Le 19 (mars). — Promenade dans la forêt de Coëtquen. Rencontre d’un site assez remarquable pour sa sauvagerie : le chemin descend par une pente subite dans un petit ravin où coule un petit ruisseau sur un fond d’ardoise, qui donne à ses eaux une couleur noirâtre, désagréable d’abord, mais qui cesse de l’être quand on a observé son harmonie avec les troncs noirs des vieux chênes, la sombre verdure des lierres, et son contraste avec les jambes blanches et lisses des bouleaux. Un grand vent du nord roulait sur la forêt et lui faisait pousser de profonds mugissements. Les arbres se débattaient sous les bouffées de vent comme des furieux. Nous voyions à travers les branches les nuages qui volaient rapidement par masses noires et bizarres, et semblaient effleurer la cime des arbres. Ce grand voile sombre et flottant laissait parfois des défauts par où se glissait un rayon de soleil qui descendait comme un éclair dans le sein de la forêt. Ces passages subits de lumière donnaient à ces profondeurs si majestueuses dans l’ombre quelque chose de hagard et d’étrange, comme un rire sur les lèvres d’un mort.

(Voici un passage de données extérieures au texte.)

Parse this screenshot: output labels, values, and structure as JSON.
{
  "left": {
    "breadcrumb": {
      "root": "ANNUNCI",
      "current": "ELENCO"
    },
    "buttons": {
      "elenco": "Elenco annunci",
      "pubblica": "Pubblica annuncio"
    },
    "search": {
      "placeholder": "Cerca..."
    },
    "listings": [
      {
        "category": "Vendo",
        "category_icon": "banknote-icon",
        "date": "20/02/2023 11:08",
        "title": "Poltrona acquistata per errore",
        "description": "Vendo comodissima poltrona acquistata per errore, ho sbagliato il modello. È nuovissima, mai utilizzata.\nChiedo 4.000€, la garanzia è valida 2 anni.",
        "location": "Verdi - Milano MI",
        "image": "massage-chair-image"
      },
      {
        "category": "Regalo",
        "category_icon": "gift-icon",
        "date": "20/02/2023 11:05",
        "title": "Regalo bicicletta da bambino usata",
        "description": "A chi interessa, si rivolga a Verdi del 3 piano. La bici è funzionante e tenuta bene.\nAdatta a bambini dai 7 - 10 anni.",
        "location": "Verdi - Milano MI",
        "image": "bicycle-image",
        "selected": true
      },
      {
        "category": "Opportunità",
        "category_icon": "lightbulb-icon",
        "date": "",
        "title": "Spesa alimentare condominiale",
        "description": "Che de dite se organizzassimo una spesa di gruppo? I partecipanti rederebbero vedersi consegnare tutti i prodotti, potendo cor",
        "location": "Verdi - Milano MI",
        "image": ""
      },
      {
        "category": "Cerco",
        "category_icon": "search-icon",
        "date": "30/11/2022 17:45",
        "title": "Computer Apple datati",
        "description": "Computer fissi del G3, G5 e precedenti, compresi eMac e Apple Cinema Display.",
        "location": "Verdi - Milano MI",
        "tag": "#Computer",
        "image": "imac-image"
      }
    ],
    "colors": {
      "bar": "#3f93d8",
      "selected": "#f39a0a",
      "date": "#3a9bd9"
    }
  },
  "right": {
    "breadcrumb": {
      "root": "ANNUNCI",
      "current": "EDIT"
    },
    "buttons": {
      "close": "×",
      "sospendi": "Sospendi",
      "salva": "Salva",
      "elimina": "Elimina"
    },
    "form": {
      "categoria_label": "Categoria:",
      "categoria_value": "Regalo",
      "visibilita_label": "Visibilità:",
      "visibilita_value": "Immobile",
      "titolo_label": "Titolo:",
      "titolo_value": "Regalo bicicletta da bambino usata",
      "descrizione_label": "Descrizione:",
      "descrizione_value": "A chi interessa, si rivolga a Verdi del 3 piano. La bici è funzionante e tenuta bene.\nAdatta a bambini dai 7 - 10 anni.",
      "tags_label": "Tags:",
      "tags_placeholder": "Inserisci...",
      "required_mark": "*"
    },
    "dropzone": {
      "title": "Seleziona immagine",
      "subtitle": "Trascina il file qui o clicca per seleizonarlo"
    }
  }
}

Le 20. — L’hiver s’en va en souriant ; il nous fait ses adieux par un beau soleil resplendissant dans un ciel pur et uni comme une glace de Venise. Encore un pas du Temps qui s’achève. Oh ! que ne peut-il, comme les coursiers des immortels, atteindre en quatre bonds les limitée de sa durée !

Il est plus d’une manière de voir et de peindre la nature, et je les admets toutes, pourvu qu’elles aient de la vérité. Mais voilà bien, en effet, des coins de paysage comme je les préfère ; c’est délicat, c’est senti, et c’est peint en même temps ; c’est peint de près, sur place, d’après nature, mais sans crudité. Rien n’y sent la palette. Les couleurs ont toute leur fraîcheur, leur vérité, et aussi une certaine tendresse. Elles ont passé au miroir intérieur et sont vues par réflexion. On y saisit avant tout la physionomie, on y respire l’âme des choses.

Le 28 (mars). — Toutes les fois que nous nous laissons pénétrer à la nature, notre âme s’ouvre aux impressions les plus touchantes. Il y a quelque chose dans la nature, soit qu’elle rie et se pare dans les beaux jours, soit qu’elle devienne pâle, grise, froide, pluvieuse, en automne et en hiver, qui émeut non seulement la surface de l’âme, mais même ses plus intimes secrets et donne l’éveil à mille souvenirs qui n’ont, en apparence, aucune liaison au spectacle extérieur, mais qui sans doute entretiennent une correspondance avec l’âme de la nature par des sympathies qui nous sont inconnues. J’ai ressenti aujourd’hui cette puissance étonnante, en respirant, couché dans un bois de hêtres, l’air chaud du printemps.

Et le 5 avril :

Journée belle à souhait. Des nuages, mais seulement autant qu’il en faut pour faire paysage au ciel. Ils affectent de plus en plus leurs formes d’été. Leurs groupes divers se tiennent immobiles sous le soleil comme les troupeaux de moutons dans les pâturages, quand il fait grand chaud. J’ai vu une hirondelle, et j’ai entendu bourdonner les abeilles sur les fleurs. En m’asseyant au soleil pour me pénétrer jusqu’à la moelle du divin printemps, j’ai ressenti quelques-unes de mes impressions d’enfance : un moment, j’ai considéré le ciel avec ses nuages, la terre avec ses bois, ses chants, ses bourdonnements, comme je faisais alors. Ce renouvellement du premier aspect des choses, de la physionomie qu’on leur a trouvée avec les premiers regards, est, à mon avis, une des plus douces réactions de l’enfance sur le courant de la vie.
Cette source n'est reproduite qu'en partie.